Her resmin bir müziği var. Ben onların müziğini arıyorum, buluyorum ve yazıyorum” diye bir cümleniz var. Bu cümleyi biraz açar mısınız?

Sanırım bu cümleyi söylerken en başta, “Yaşadığım şeyler gözümde bir resim gibi beliriyor, sonra ben onların müziğini bulmaya çalışıyorum” gibi bir şey demiştim. Ama diğer yandan her resmin bir müziği vardır, bir şair arkadaşım bana “Her doğru şiirin bir ritmi vardır” demişti, bunun gibi bir şey. 20. yüzyılın başındaki klasik müzisyenleri inceleyin onların bir kısmı renklerin ve notaların arasında bağları aramışlardı. Diğer yandan Mussorgsky nin “Bir Sergiden Tablolar” isimli eseri sorunuza güzel bir örnektir.

Albümünüz insan ruhuna dokunan sade bir albüm. Ama müzik piyasası da dünya gibi. Sadeden ziyade ışıltılı olanın insanların gözüne sokulduğu, gürültü koparanın konuşulduğu bir alem. Siz Türkiye’deki müzik piyasasını nasıl değerlendiriyorsunuz?

Ne kadar haklısınız, ne kadar bağırırsanız o kadar iyi vokalistsiniz, ne kadar gürültü yaparsanız o kadar iyi müzik yapıyorsunuz, özellikle ülkemizde neredeyse en önemli değerlendirme ölçüsü bu. Türkiye de artık bir müzik piyasası olduğunu düşünmüyorum, onun yerine bir müzik kaosu var, şov piyasası demek istiyorsanız öyle bir piyasa var, o piyasa tüm gezegende var ama orada müzik yok, o çok başka bir ortam. Bizim müzik kaosumuzda ise kim nereden tutturabilirse oradan devam ediyor. Müzisyenler bu ülkede hep sahipsiz olmuş. Normalde bunun bir savunma yaratması gerekir, etki tepki prensibi ama bakıyorsunuz bir bütünde olamamışlar, olmak ister gibi bir niyet de görmüyorum, bu bir yaşama kültürünün, bir toplumsal genetiğin, dışa yansıyan taraflarından biri olabilir, ne olursa olsun birlik olmayınca çok daha zorlaşıyor müzisyenlerin hayatı.

Peki, sizce ne olursa her şey biraz daha iyiye gidebilir?

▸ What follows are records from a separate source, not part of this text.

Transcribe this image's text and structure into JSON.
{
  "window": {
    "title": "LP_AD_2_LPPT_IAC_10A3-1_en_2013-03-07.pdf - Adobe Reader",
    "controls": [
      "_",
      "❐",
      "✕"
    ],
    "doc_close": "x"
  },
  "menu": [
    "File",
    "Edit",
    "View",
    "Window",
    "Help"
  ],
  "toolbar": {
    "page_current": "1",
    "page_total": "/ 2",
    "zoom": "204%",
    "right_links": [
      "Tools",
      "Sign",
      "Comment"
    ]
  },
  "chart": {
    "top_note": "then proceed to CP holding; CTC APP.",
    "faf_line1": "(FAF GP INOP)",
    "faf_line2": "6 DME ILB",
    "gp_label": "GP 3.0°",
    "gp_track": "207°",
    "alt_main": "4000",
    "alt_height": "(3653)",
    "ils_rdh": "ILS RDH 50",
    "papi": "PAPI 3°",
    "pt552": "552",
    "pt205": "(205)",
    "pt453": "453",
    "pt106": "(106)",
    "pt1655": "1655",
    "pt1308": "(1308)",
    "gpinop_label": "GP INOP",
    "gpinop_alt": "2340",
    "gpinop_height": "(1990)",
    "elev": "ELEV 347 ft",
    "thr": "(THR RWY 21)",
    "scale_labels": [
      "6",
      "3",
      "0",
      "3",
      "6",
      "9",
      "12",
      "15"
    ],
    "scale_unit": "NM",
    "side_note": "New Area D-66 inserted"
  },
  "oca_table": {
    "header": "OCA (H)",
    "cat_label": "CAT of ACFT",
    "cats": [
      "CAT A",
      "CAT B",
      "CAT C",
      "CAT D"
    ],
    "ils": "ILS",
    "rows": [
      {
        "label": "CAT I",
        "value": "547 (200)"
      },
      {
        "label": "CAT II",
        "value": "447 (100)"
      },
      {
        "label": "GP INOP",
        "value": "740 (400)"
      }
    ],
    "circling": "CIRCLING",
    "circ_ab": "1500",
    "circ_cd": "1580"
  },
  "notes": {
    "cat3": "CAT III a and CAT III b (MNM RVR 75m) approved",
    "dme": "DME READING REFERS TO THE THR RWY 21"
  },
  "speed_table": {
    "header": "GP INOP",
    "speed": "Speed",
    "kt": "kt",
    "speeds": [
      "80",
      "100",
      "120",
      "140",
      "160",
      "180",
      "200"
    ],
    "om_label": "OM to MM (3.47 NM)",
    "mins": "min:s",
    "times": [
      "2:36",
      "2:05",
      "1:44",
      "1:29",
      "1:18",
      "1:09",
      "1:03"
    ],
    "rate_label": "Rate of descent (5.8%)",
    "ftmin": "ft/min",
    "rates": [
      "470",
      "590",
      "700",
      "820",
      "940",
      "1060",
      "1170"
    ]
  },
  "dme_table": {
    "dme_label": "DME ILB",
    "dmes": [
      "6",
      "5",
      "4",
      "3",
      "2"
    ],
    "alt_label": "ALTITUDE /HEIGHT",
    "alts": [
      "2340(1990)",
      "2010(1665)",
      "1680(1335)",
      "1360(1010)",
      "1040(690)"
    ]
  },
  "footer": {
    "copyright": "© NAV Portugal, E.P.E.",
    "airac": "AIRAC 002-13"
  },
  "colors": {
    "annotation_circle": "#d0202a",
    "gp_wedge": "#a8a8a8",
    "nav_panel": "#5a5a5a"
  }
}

İyi bir müzisyen kendisinden sonra gelecek müzisyenleri bizzat yetiştirmeli, bunun eksikliğini hissetmeli, bir usta çırak ilişkisi olmalı ki, hem usta olan müzisyenin müziği devam etsin, gelişsin hem de yeni gelen çırak kendine yol çizmek için güç bulsun. Konservatuarlar okuldur, ikisi çok farklı şeyler, öğretmen – öğrenci değil, usta – çırak ilişkisi. Diğer açıdan müzisyenlerin bir kısmı bunları görmeye başladı, zaman zaman aramızda konuşuyoruz, yeni yüzyıl yeni düşünceleri ve umutları iyi yönde yeşertecektir bu açıdan rahatım. Bir müzik tarzı biter belki ama müzik sanatı bitmez, bence bunun henüz zamanı gelmedi, her şeye rağmen hala doğalız.